Al clima è destinata una cospicua fetta del mega piano di Biden da 2 mila miliardi per le infrastrutture. Propone di finanziare parte della transizione energetica alzando le tasse sulle imprese, con un aumento dell’aliquota dal 21 al 28 percento (che Trump aveva drasticamente tagliato, dal 35 percento) ed eliminando gli sgravi fiscali per i carburanti fossili. Prevede incentivi per le energie pulite (174 miliardi solo per le auto elettriche e 100 miliardi per l’ammodernamento delle reti elettriche), fondi per la costruzione di abitazioni energeticamente efficienti e resistenti al meteo estremo, nonché l’obbligo per le utility di produrre una quota di energia elettrica da fonti a emissioni zero. Tutte misure che devono passare il vaglio del Congresso. Il leader di minoranza al Senato, il repubblicano Mitch McConnell, ha già definito il piano per le infrastrutture “un cavallo di Troia” che nasconde provvedimenti per il clima osteggiate dai conservatori. 

“Biden per ora ha fatto alcune mosse utilizzando i suoi poteri esecutivi, bloccando la costruzione dell’oleodotto Keystone XL e varando una moratoria sulle nuove licenze federali per il petrolio e il gas.

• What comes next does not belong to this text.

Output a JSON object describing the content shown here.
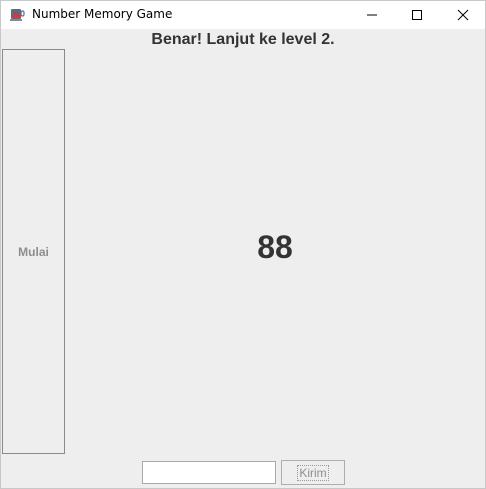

Ma - puntualizza Finley - quello che si può ottenere con ordini esecutivi è limitato; quello che ha fatto Biden è stato ribaltare gli ordini esecutivi di Trump. Gli ordini esecutivi sono degli espedienti politici. Nel sistema americano, se si vuole ottenere un impatto duraturo, occorre seguire il processo legislativo. E c’è poco appetito, anche tra i democratici rappresentanti di Stati dell’energia (come l’influente Joe Manchin della West Virginia, che presiede la commissione ‘Energy and Natural Resources’ del Senato) per misure punitive nei confronti dell’oil & gas”. Per Medlock, ci sono comunque margini per “progressi reali” nella lotta al cambiamento climatico, “pur con i burrascosi dibattiti tipici di questi tempi a Washington”. Alcune misure volte ad espandere le tecnologie per la carbon capture, a finanziare l’innovazione scientifica, a sfruttare l’arcobaleno dei colori dell’idrogeno per la decarbonizzazione, “potrebbero contare su un sostegno bipartisan” in Congresso, agevolato, curiosamente, dal fatto che le regioni degli States con il maggior potenziale di risorse verdi si trovano in distretti controllati dai repubblicani: un allineamento favorevole all’agenda di Biden. Come andrà a finire? Siamo solo all’inizio di questa storia, e la politica è imprevedibile, come in una fulminante battuta di Mark Twain: “Il radicale inventa le opinioni; quando le ha sperimentate, interviene il conservatore e le adotta”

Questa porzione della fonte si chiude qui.